The Cinegy Route Directory Service is quick and easy to set up, and works well in small to medium size environments. However, once the number of connected clients increases, or network topology becomes more complex, the polling request model becomes limited.

To address this, Cinegy Route comes with the Cinegy Route Directory Relay Service, a dedicated service for tracking changes on the central Cinegy Route Directory Service and notifying the broadcast clients about them over multicast, reducing network load and the load on the core Cinegy Route service.

Using the Cinegy Route Directory Relay Service is an advanced option. It requires the installation engineer to have skills in network configuration, multicast adjustment and routing, as well as packet inspection to verify correct operations and perform any multicast troubleshooting.

The Cinegy Route Directory Relay Service tracks changes on the Cinegy Route Directory Service and sends them to the signal receivers.

The following diagram shows the general channel relay workflow, in normal operation:

RTP_scheme

As shown above, the Cinegy Route Directory Relay Service sends requests to the Cinegy Route Directory Service for information about changes in the physical sources and virtual destinations configuration. If any changes are found, they are sent to the network as a multicast data stream, which any broadcast clients discover by checking a fixed multicast address for changes that are applicable to them. Then clients adjust to the change with no communication to the Cinegy Route Directory Service required.
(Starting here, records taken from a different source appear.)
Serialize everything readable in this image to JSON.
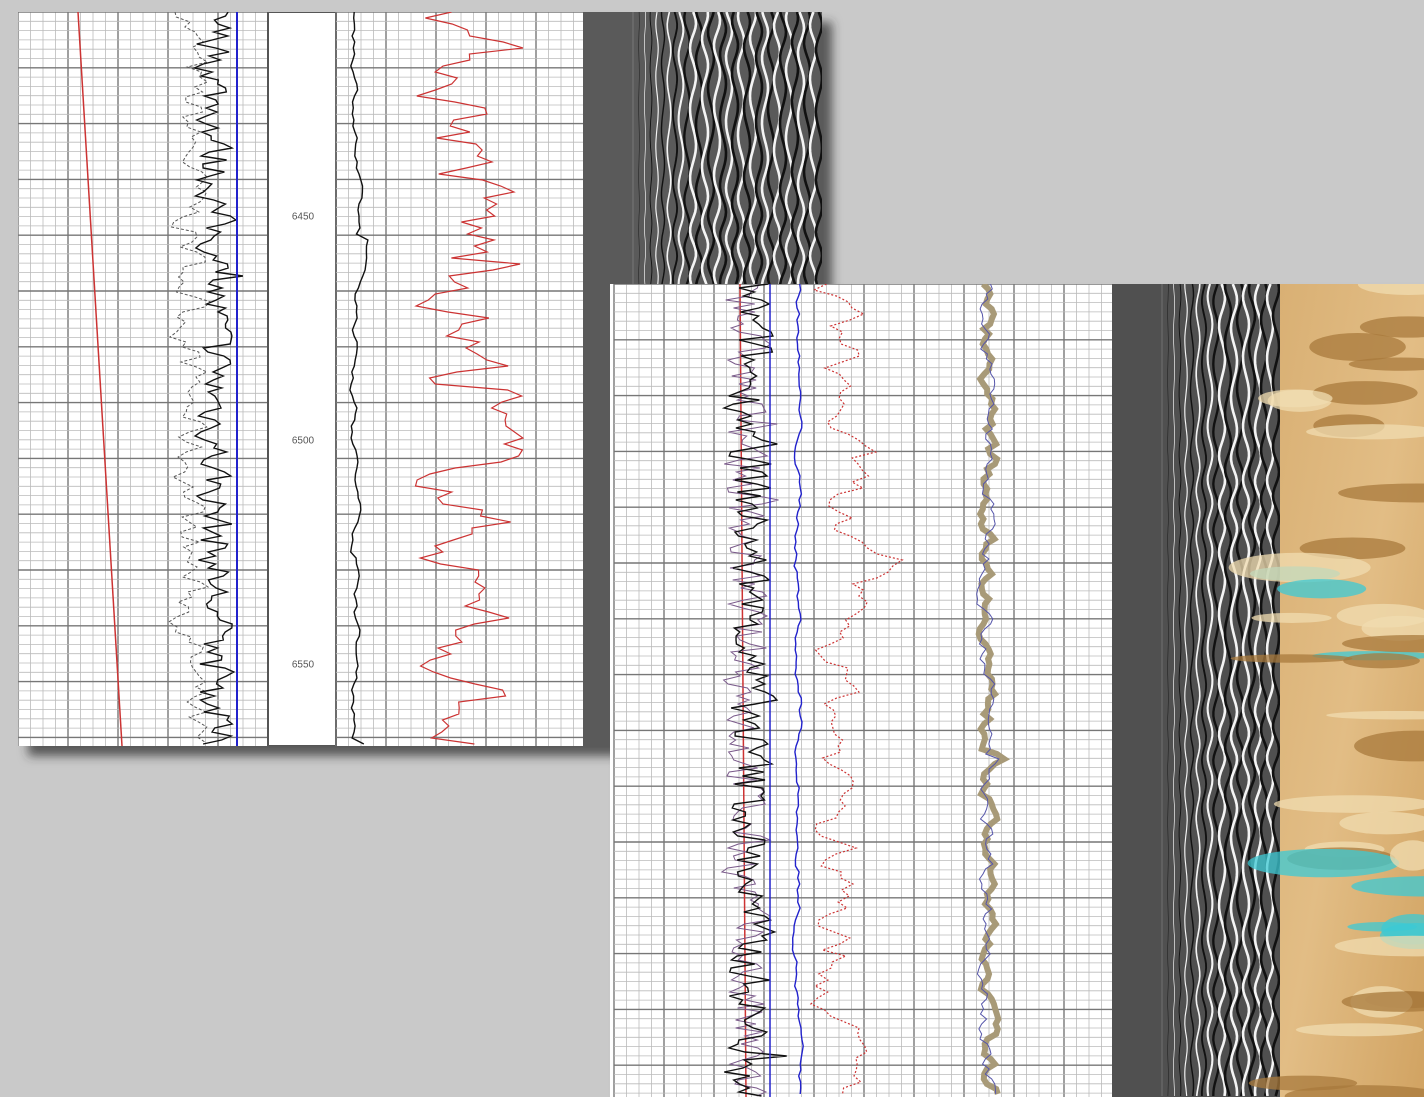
{
  "depth_labels": [
    "6450",
    "6500",
    "6550"
  ]
}
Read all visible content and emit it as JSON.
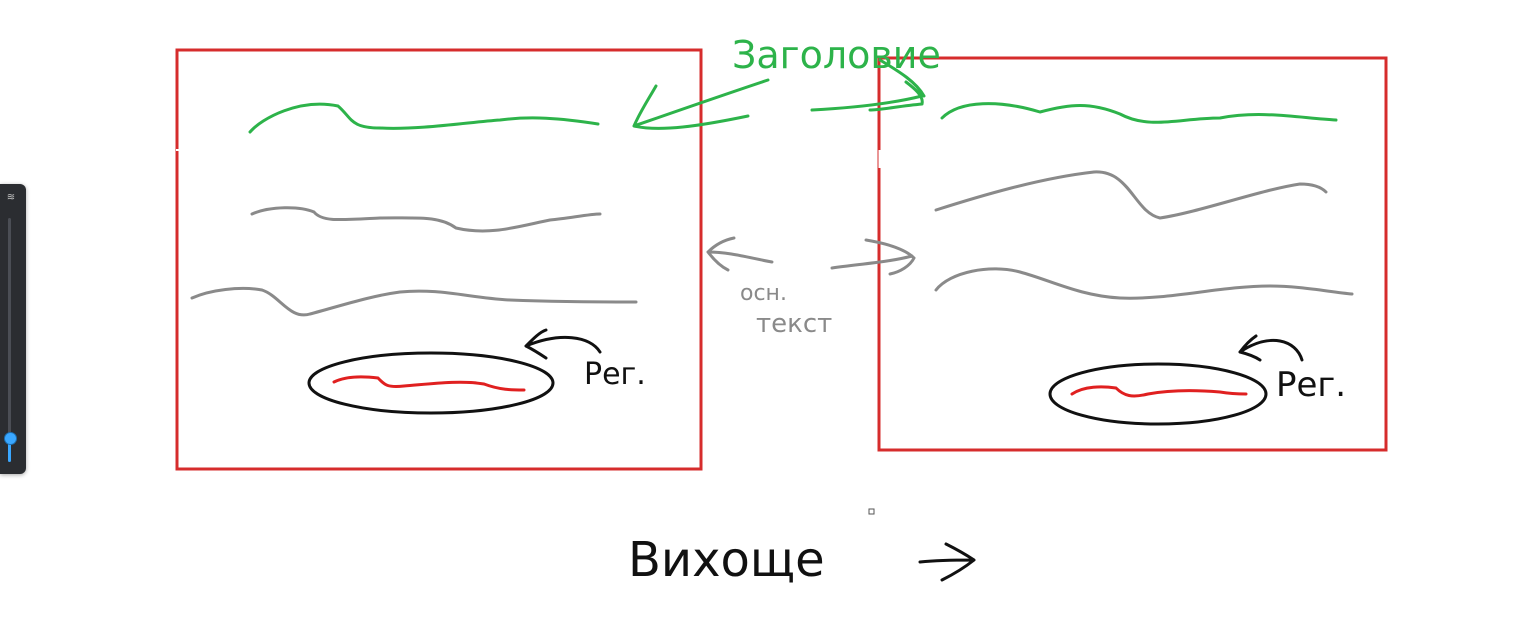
{
  "whiteboard": {
    "labels": {
      "headings_label": "Заголовие",
      "main_text_label_line1": "осн.",
      "main_text_label_line2": "текст",
      "region_label_left": "Рег.",
      "region_label_right": "Рег.",
      "output_label": "Вихоще"
    },
    "colors": {
      "frame": "#d62c2c",
      "heading_stroke": "#2db34a",
      "body_stroke": "#8a8a8a",
      "region_stroke": "#e02020",
      "ink": "#111111",
      "panel_accent": "#3aa7ff"
    }
  },
  "toolpanel": {
    "icon": "stroke-width-icon",
    "slider_level": 0.1
  }
}
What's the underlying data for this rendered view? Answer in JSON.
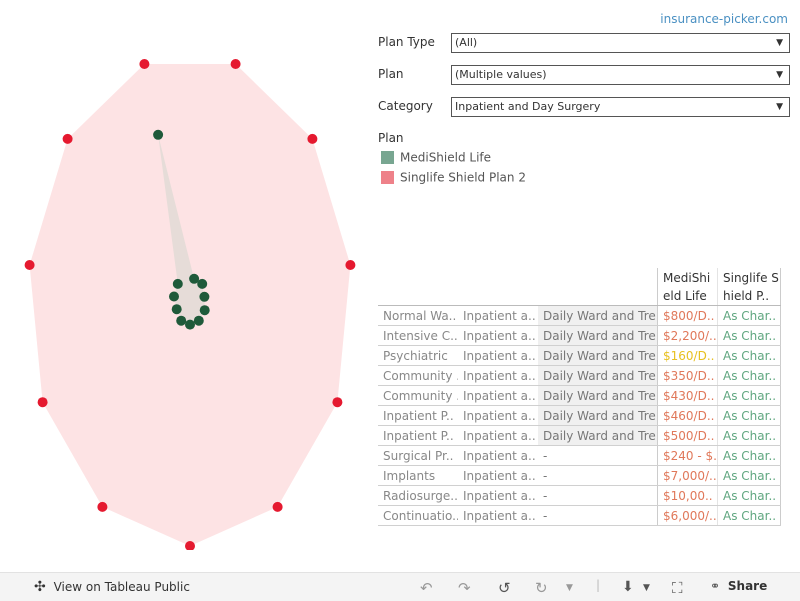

When the relay multicast messages are not received by a client for more than 10 seconds, for example, because of connection loss or the service being stopped, the client will try to directly connect to the main Cinegy Route Directory Service. In case of failure to connect, the last known configuration is retained until messages are recovered. The following diagram shows this configuration model:

RTP_scheme_no_VoIPAssignmentsBroadcast
Note
With a great number of RTP/UDP/SRT streams, this configuration can cause network overload.